Bagi para petani di Sumedang, excelsa bukan sekadar tanaman komoditas, tetapi juga harapan baru. Di lahan yang dulu hanya ditanami padi dan palawija, kini pohon-pohon kopi excelsa mulai berbuah.
“Tanamannya tahan lama, bisa hidup di lahan kering. Hasil panennya juga lumayan stabil,” kata Suhendar (52), salah satu petani kopi di Kecamatan Pamulihan.
Menurut Suhendar, hasil panen excelsa memang belum sebesar arabika atau robusta. Namun karena harganya lebih tinggi dan permintaannya meningkat, kopi ini bisa membantu menambah penghasilan petani.
Baca Juga:Soroti Kasus Keracunan Massal10 Prompt Edit Foto Hijaber Dari Gaya Elegan di Studio Sampai Pose Estetik di Galeri Seni
“Kalau dikelola serius, kopi excelsa bisa jadi andalan Sumedang,” tambahnya.
Saat ini dikenal empat jenis biji kopi utama: arabika, robusta, liberika, dan excelsa.

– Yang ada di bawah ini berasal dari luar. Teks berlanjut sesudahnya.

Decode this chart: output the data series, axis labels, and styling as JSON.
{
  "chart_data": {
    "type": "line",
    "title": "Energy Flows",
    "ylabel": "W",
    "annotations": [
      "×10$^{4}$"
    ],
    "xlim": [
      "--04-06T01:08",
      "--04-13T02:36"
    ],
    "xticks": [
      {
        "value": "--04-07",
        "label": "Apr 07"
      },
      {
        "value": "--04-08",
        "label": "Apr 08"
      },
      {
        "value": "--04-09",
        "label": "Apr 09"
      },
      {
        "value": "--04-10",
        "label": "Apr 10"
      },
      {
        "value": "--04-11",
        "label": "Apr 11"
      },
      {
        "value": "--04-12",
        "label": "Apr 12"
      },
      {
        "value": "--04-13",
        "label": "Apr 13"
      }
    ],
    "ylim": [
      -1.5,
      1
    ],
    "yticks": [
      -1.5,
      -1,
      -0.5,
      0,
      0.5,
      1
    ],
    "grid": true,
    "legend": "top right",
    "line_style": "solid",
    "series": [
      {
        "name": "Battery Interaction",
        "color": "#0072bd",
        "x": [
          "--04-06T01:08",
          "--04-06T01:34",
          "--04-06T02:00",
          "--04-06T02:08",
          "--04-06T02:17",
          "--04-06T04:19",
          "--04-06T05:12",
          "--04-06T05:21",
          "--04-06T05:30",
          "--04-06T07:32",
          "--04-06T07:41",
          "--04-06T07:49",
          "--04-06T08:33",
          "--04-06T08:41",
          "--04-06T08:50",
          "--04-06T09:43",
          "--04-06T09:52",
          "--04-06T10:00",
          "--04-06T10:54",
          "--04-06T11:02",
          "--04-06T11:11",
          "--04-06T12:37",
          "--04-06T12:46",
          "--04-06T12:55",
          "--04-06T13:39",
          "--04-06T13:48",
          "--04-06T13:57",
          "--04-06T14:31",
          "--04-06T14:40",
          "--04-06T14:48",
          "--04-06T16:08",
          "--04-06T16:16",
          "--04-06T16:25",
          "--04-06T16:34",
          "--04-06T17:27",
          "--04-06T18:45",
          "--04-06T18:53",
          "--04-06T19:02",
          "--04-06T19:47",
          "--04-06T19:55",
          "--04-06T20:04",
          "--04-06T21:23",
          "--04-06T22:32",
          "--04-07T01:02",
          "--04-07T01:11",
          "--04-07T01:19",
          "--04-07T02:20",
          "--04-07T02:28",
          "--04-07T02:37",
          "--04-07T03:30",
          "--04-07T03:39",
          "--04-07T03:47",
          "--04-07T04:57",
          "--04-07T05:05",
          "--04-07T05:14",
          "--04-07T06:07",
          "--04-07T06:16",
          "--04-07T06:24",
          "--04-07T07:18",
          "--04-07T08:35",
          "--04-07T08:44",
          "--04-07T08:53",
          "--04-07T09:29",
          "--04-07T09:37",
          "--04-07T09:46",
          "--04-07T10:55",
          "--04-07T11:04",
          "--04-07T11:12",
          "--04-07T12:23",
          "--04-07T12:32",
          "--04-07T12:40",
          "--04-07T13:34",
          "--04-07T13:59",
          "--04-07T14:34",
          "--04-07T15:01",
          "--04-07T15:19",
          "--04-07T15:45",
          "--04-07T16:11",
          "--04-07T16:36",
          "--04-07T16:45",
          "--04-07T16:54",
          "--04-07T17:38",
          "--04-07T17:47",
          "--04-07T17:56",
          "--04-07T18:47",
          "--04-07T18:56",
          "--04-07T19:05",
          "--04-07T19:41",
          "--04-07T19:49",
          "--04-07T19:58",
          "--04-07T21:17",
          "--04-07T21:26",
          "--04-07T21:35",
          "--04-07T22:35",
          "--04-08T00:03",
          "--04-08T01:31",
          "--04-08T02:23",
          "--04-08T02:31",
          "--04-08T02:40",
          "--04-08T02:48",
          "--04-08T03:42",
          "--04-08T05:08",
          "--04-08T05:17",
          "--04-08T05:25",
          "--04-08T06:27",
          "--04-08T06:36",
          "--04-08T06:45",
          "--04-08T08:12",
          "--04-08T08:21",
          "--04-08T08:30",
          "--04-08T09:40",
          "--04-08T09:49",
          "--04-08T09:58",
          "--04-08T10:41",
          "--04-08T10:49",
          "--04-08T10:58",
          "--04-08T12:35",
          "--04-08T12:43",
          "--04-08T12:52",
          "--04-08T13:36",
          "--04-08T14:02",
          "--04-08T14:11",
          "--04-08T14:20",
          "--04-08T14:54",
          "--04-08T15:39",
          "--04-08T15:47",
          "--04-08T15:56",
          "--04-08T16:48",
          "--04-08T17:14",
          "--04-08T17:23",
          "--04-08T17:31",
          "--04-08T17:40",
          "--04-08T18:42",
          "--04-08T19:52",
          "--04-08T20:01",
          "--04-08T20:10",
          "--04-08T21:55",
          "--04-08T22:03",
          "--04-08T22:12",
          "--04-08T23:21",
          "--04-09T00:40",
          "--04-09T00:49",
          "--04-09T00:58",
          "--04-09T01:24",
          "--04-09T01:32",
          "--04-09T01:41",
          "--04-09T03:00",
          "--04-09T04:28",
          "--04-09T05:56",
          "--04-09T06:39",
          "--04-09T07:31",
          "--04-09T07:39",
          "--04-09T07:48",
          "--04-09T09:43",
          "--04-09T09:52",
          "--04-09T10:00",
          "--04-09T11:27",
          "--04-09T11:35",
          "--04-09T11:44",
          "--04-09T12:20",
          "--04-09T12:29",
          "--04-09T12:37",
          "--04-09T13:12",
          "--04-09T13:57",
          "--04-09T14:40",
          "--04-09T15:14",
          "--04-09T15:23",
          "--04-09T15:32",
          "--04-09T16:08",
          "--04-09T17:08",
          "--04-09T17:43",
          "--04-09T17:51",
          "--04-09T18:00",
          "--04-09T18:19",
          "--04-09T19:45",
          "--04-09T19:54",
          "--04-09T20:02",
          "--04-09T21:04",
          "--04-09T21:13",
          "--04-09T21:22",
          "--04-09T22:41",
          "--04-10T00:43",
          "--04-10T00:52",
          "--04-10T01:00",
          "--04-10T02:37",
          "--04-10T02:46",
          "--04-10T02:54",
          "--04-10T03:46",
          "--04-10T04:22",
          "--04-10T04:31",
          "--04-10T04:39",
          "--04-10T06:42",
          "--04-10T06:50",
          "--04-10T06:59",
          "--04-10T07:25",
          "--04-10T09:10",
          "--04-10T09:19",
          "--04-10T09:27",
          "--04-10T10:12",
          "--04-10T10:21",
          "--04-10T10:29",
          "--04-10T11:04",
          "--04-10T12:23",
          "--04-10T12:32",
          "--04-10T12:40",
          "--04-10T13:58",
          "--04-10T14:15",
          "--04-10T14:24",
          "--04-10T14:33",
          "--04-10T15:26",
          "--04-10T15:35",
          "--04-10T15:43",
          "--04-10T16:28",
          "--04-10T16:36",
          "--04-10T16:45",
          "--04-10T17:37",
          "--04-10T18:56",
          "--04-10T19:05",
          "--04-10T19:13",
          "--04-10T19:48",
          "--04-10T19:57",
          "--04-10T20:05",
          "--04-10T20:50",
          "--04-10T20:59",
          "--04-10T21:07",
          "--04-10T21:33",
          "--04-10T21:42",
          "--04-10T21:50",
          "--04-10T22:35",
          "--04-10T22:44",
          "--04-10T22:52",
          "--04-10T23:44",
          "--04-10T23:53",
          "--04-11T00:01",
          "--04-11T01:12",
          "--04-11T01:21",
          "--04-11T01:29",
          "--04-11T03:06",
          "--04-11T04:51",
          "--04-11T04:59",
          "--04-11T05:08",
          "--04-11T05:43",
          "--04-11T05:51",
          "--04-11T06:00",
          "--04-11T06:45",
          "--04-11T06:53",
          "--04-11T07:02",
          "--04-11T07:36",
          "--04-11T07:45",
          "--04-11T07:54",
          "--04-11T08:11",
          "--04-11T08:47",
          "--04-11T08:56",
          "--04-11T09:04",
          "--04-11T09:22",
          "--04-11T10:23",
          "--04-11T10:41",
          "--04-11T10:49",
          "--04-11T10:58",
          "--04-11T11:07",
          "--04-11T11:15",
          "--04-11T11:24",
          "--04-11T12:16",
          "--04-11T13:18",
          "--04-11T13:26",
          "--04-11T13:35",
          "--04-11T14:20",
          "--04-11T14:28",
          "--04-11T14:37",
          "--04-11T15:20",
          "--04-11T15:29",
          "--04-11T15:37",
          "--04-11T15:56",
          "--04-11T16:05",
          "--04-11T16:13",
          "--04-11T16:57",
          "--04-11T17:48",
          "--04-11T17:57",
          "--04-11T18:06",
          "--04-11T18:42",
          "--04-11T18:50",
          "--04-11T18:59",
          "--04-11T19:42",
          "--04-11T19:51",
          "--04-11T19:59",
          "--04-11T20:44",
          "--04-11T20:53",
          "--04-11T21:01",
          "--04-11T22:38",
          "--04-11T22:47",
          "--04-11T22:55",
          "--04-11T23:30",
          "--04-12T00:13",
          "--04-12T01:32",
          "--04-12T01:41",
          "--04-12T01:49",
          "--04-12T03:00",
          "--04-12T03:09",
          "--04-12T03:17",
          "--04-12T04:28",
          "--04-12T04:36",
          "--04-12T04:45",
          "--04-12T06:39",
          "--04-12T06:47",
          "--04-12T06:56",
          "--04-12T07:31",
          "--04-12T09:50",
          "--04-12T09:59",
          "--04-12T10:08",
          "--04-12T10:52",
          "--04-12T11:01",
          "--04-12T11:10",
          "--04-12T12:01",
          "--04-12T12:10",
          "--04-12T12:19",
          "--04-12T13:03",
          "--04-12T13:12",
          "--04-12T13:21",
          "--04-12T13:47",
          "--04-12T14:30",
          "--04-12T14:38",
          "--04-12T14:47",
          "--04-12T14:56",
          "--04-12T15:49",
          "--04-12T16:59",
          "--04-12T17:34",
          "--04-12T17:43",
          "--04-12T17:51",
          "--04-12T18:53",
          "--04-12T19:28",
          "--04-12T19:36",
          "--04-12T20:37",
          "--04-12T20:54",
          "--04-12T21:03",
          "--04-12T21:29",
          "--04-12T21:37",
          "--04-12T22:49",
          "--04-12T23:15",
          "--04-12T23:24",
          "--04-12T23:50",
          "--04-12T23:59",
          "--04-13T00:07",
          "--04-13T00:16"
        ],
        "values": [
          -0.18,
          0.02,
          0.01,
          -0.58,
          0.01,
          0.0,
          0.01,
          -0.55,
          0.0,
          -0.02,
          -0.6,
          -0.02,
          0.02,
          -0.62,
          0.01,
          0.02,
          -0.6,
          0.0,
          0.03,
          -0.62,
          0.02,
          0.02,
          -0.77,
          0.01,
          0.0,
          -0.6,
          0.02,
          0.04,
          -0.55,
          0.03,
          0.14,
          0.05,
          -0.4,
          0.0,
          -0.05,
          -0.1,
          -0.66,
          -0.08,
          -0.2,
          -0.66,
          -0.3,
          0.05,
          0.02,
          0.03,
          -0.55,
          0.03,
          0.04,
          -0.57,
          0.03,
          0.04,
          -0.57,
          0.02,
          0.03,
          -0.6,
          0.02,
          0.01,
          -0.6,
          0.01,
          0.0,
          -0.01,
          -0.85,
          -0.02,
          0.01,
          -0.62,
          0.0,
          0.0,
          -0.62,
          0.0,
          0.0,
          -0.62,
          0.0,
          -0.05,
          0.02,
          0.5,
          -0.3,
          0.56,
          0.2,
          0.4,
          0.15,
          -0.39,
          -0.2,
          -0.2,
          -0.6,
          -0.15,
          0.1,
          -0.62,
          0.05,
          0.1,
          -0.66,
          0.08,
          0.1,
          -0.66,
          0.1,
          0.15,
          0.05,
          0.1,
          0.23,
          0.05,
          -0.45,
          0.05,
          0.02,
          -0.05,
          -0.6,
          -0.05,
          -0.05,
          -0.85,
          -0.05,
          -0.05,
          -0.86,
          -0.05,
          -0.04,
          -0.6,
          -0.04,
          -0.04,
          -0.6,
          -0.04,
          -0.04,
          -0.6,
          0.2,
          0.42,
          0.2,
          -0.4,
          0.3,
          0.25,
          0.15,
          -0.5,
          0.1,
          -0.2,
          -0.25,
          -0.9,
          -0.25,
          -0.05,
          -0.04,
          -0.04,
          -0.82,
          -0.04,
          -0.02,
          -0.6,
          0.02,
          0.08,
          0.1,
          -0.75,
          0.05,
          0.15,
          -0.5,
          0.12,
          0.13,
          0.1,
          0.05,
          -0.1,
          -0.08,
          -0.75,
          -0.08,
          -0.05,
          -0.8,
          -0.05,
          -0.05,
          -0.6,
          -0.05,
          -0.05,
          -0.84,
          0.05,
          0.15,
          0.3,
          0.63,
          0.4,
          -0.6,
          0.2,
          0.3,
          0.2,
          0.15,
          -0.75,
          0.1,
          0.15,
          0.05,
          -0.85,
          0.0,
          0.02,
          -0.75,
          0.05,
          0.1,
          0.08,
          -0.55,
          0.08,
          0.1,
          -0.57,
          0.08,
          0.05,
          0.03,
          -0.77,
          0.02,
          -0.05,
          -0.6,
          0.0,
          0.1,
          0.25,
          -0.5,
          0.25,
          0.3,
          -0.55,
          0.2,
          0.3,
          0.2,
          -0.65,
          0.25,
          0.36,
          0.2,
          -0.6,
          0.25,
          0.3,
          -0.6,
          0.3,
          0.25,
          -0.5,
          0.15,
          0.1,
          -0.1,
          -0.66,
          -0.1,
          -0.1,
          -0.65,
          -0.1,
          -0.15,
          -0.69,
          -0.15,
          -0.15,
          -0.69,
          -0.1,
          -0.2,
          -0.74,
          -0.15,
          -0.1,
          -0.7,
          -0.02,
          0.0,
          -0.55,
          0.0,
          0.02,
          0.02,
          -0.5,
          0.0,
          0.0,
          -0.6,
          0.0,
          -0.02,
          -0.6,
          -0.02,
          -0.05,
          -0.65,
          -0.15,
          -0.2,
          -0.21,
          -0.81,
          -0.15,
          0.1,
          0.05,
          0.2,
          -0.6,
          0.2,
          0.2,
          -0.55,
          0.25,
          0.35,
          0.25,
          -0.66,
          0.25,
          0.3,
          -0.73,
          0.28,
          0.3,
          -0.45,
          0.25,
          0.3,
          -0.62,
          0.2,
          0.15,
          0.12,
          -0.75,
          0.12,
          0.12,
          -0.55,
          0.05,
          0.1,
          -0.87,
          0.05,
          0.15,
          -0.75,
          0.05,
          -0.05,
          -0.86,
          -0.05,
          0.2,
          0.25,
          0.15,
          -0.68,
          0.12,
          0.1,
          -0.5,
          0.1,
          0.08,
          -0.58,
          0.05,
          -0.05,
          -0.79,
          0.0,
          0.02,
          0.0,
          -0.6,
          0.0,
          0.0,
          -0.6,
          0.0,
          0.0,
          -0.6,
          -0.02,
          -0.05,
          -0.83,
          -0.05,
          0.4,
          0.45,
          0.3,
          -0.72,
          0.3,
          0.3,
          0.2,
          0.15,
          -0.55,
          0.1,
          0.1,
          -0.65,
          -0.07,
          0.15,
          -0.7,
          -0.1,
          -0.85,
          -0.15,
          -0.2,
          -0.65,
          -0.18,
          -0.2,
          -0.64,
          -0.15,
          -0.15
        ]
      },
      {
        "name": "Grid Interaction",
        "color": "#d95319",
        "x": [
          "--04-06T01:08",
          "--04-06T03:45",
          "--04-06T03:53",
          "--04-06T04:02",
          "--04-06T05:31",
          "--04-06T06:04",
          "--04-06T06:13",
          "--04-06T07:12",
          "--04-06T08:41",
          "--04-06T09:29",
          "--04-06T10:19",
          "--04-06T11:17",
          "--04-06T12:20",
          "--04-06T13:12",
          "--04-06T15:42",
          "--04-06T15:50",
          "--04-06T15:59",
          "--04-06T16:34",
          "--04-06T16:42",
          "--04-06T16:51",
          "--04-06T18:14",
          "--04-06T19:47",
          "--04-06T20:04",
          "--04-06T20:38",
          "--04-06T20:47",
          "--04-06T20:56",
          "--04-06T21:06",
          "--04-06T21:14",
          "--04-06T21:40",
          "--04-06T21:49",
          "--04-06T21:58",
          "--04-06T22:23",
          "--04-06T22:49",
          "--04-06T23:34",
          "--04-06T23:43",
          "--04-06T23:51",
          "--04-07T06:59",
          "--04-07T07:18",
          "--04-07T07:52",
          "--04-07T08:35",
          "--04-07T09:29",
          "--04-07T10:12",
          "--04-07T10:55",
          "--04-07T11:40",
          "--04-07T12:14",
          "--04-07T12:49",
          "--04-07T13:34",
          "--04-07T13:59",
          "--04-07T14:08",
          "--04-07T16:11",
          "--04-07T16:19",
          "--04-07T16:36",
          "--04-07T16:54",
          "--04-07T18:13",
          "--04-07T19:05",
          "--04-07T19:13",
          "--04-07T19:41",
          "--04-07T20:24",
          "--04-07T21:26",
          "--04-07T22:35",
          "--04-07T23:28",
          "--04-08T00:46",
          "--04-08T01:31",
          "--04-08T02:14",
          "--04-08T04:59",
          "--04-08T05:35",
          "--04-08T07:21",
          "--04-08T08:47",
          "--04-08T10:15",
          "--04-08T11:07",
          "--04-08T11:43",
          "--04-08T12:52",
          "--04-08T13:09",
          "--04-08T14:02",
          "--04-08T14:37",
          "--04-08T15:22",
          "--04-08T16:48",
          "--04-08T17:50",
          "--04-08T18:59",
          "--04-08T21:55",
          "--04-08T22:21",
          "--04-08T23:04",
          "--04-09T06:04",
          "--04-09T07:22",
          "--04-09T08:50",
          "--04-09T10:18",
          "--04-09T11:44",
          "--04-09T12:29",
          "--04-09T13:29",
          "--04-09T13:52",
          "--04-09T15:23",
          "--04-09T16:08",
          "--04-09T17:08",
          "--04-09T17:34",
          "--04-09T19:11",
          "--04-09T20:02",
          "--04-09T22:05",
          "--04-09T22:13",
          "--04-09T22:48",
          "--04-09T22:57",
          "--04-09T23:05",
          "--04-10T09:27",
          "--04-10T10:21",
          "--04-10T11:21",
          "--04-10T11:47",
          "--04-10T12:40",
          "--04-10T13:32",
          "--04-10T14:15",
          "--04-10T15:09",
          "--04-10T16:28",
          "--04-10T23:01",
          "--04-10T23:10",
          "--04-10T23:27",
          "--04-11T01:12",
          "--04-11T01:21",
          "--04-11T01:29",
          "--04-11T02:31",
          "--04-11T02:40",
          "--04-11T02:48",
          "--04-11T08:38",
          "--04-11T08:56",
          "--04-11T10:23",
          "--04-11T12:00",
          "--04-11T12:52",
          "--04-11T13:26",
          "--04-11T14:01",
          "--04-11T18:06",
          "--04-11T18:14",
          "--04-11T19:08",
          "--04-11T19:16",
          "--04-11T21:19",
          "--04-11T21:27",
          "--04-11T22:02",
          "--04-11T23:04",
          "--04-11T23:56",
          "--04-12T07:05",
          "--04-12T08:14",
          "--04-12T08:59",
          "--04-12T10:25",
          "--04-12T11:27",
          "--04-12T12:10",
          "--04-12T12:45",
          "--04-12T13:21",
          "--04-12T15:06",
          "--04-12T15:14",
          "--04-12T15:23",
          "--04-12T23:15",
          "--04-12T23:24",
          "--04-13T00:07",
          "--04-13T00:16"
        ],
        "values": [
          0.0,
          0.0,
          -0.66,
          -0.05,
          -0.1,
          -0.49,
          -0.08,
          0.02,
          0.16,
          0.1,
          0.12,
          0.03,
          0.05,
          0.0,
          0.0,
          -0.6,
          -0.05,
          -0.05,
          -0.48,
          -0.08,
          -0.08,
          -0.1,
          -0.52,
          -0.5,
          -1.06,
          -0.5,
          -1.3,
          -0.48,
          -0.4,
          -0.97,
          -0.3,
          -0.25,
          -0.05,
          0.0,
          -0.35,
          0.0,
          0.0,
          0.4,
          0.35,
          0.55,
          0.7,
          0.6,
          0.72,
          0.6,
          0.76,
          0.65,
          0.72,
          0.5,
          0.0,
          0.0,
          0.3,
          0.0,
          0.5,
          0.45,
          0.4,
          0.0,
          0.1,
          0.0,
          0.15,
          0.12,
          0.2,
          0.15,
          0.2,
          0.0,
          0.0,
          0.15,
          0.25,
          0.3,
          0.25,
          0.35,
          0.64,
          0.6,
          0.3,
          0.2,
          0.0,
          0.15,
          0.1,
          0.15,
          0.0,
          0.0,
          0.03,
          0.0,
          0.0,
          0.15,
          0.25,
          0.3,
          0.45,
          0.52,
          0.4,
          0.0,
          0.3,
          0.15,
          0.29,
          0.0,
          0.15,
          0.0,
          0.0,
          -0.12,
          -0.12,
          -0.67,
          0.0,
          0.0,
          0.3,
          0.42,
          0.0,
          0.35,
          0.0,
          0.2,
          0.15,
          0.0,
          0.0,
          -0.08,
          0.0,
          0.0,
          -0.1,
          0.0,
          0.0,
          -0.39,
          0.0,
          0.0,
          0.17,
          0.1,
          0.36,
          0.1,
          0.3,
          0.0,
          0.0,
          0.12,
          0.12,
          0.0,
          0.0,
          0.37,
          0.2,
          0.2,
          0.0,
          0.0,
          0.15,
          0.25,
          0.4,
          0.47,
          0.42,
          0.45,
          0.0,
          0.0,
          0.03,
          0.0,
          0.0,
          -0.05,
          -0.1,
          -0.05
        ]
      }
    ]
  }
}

Dari keempatnya, arabika dan robusta mendominasi pasar. Excelsa masih berada di jalur minoritas, namun punya keunggulan rasa yang khas dan mulai diminati oleh pasar premium.
Ke depan, tantangan terletak pada konsistensi produksi, kualitas pascapanen, dan promosi berkelanjutan. Pemerintah daerah bersama komunitas kopi di Sumedang diharapkan bisa bersinergi agar excelsa tidak sekadar tren sesaat, melainkan benar-benar menjadi identitas baru kopi Indonesia.
Prestasi Ryan Wibawa di Chicago hanyalah permulaan. Di baliknya ada kerja keras para petani yang merawat pohon kopi di lereng-lereng bukit Sumedang, ada pula semangat para pelaku usaha kecil yang memasarkan hasil panen ke berbagai penjuru lewat platform digital.
Dari tanah Priangan, kopi excelsa kini mengalir ke cangkir-cangkir dunia, membawa harum Indonesia yang khas. Sebuah bukti bahwa dari desa di Jawa Barat, lahir cita rasa global yang mampu menyatukan banyak lidah di meja kopi.(red)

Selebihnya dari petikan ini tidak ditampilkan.